What Dana said, also she is the example of marrying for practicality rather than love. Austen was very good at showing the limited prospects for women in her society, and I love the irony of the fact that she was writing these novels about romance and finding a husband so that she essentially never had to make the choices her female characters are forced to make.


P.M. Marc - Apr 24, 2009 3:59:18 pm PDT #9001 of 28406
So come, my friends, be not afraid/We are so lightly here/It is in love that we are made; In love we disappear

I might like her with zombies. Just not solo.


Amy - Apr 24, 2009 4:18:26 pm PDT #9002 of 28406
Because books.

Senior year was read what you like, so I read Betty Smith (I like Maggie-Now so much better than Tree Grows in Brooklyn), Anne Rivers Siddons, and read a lot of drama

Wow. I used to love Siddons, but I can't imagine reading her for school. I feel like now she writes the same book over and over, too. I loved Fox's Earth, though -- all that Southern gothic family drama.

Senior year we read The Color Purple, Waiting For Godot, Albee's American Dream, and I forgot what else, although I read On the Road for my research paper. Or that might have been junior year, and Tess might have been sophomore year. Huh. I think we read some Shakespeare senior year, too.

Wow, the years pass, and I can't remember shit.


P.M. Marc - Apr 24, 2009 4:26:36 pm PDT #9003 of 28406
So come, my friends, be not afraid/We are so lightly here/It is in love that we are made; In love we disappear

Senior year was Anna K, Madame Bovine, A Doll's House, Things Fall Apart, and some other stuff.


Barb - Apr 24, 2009 4:27:42 pm PDT #9004 of 28406
“Not dead yet!”

Yeah, Siddons has been writing the same book over and over, but the one I read and fell in love with was Heartbreak Hotel. That is such a magnificent book and so different from all of her others, except maybe Downtown. Ironically, my two favorites.


Amy - Apr 24, 2009 4:29:55 pm PDT #9005 of 28406
Because books.

My favorite book of hers was the one (I'm pretty sure) published first, if not written first -- The House Next Door. Really chilling psychological horror with a great couple, great characters, and fabulous writing. Totally unlike anything else she's ever done. It was the one they made a TV movie of with Colin Ferguson and Lara Flynn Boyle, which was impossible to watch without screaming, "The Botox! Oh my god, the Botox!" about Boyle.

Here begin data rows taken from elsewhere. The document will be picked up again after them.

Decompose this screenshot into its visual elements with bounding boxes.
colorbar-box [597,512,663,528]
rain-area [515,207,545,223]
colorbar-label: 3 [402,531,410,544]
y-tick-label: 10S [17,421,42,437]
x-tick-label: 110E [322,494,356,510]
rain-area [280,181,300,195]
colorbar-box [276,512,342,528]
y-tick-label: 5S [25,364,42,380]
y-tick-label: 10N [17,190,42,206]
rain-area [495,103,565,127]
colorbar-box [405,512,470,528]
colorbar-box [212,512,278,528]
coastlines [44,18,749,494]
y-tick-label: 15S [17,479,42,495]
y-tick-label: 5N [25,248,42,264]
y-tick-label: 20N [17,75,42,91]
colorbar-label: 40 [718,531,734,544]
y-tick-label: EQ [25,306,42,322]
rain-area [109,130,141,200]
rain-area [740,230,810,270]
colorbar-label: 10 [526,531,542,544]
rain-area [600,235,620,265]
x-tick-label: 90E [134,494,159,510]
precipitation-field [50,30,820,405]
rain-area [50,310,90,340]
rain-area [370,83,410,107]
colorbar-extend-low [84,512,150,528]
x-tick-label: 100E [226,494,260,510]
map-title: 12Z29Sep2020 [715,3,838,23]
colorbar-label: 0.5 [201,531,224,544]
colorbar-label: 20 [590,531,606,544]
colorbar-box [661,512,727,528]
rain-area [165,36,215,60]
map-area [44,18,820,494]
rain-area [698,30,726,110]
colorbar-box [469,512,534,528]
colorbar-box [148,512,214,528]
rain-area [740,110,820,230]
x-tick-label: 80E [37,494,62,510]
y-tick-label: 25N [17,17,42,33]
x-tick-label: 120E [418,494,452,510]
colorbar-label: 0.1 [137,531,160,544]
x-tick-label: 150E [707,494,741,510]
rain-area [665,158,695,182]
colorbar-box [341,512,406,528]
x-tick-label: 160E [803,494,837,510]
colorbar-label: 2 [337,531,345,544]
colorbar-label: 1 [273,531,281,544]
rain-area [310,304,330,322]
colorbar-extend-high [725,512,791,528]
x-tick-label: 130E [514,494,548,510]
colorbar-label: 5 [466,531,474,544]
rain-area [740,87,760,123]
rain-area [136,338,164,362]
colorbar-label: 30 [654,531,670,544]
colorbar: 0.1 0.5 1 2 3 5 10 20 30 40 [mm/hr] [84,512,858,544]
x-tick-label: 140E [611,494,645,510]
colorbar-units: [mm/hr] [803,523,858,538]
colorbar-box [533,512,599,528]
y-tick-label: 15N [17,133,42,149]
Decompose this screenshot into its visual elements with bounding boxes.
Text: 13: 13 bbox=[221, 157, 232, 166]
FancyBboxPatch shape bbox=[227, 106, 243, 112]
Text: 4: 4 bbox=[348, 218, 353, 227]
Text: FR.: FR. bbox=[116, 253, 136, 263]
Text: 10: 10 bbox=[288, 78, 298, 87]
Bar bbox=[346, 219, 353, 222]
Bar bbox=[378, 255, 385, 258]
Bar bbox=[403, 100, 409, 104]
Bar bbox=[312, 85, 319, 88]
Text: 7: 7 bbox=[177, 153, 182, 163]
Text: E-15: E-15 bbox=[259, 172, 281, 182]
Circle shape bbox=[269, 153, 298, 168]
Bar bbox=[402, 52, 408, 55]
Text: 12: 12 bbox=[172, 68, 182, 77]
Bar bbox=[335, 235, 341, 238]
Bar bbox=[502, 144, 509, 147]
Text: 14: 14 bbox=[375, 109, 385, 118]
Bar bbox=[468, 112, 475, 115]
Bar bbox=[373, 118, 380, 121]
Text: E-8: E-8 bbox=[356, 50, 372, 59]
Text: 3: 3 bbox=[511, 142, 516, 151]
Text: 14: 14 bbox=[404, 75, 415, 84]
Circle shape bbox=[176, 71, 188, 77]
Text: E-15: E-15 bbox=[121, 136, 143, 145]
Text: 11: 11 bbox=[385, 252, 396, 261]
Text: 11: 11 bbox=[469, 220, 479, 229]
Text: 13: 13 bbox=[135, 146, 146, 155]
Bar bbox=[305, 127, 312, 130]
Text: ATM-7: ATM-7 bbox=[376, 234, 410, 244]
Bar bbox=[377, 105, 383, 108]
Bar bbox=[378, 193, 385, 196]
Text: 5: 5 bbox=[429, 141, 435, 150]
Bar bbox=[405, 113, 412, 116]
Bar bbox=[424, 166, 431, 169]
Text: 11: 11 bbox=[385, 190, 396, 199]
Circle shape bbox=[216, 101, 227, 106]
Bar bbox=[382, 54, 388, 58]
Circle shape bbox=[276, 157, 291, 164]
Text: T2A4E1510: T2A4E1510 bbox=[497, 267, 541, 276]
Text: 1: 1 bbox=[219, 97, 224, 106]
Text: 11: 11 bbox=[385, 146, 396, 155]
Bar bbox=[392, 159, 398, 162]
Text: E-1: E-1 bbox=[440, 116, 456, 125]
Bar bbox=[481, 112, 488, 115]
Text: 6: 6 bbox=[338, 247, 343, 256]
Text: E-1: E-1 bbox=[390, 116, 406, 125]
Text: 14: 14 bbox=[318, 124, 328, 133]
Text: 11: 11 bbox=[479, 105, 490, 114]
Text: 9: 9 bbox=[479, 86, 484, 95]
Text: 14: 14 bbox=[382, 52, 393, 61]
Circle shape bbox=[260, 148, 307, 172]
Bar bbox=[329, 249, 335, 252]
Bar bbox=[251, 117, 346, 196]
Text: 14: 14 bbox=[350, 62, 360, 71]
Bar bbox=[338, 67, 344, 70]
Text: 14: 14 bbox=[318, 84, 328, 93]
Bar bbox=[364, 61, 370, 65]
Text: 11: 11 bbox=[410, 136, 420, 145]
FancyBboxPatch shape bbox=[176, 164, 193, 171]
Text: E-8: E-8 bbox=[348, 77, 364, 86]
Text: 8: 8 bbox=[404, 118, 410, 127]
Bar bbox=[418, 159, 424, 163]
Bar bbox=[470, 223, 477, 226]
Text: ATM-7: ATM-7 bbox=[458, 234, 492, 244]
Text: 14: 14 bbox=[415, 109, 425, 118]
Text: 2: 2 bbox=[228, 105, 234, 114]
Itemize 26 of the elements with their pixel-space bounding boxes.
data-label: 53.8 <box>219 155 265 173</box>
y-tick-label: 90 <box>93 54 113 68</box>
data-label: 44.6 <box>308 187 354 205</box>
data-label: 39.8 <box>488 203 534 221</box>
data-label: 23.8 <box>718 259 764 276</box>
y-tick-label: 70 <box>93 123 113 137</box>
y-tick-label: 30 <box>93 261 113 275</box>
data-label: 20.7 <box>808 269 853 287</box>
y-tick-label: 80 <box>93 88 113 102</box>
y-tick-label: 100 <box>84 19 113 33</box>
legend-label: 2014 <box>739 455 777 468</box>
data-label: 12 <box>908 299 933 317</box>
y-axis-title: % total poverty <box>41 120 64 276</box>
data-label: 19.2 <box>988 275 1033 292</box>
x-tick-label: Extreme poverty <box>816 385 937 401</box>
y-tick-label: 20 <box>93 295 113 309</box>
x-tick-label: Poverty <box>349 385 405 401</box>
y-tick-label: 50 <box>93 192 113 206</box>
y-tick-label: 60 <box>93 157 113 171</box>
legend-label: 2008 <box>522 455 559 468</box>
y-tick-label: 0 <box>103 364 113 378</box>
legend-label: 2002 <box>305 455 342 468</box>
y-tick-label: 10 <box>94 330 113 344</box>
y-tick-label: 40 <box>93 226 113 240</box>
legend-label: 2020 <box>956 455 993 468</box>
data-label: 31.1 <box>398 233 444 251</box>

Barb - Apr 24, 2009 4:35:30 pm PDT #9006 of 28406
“Not dead yet!”

Actually, her first published book was a book of essays she'd done as a journo called John Chancellor Makes Me Cry in 1973, I think? And I'm pretty sure that Heartbreak Hotel came next, in '75 or '76. It was after that that she went the Southern gothic route for a good bit before turning to the Southern women's fic, which really is where she started sounding like she was writing the same book over and over.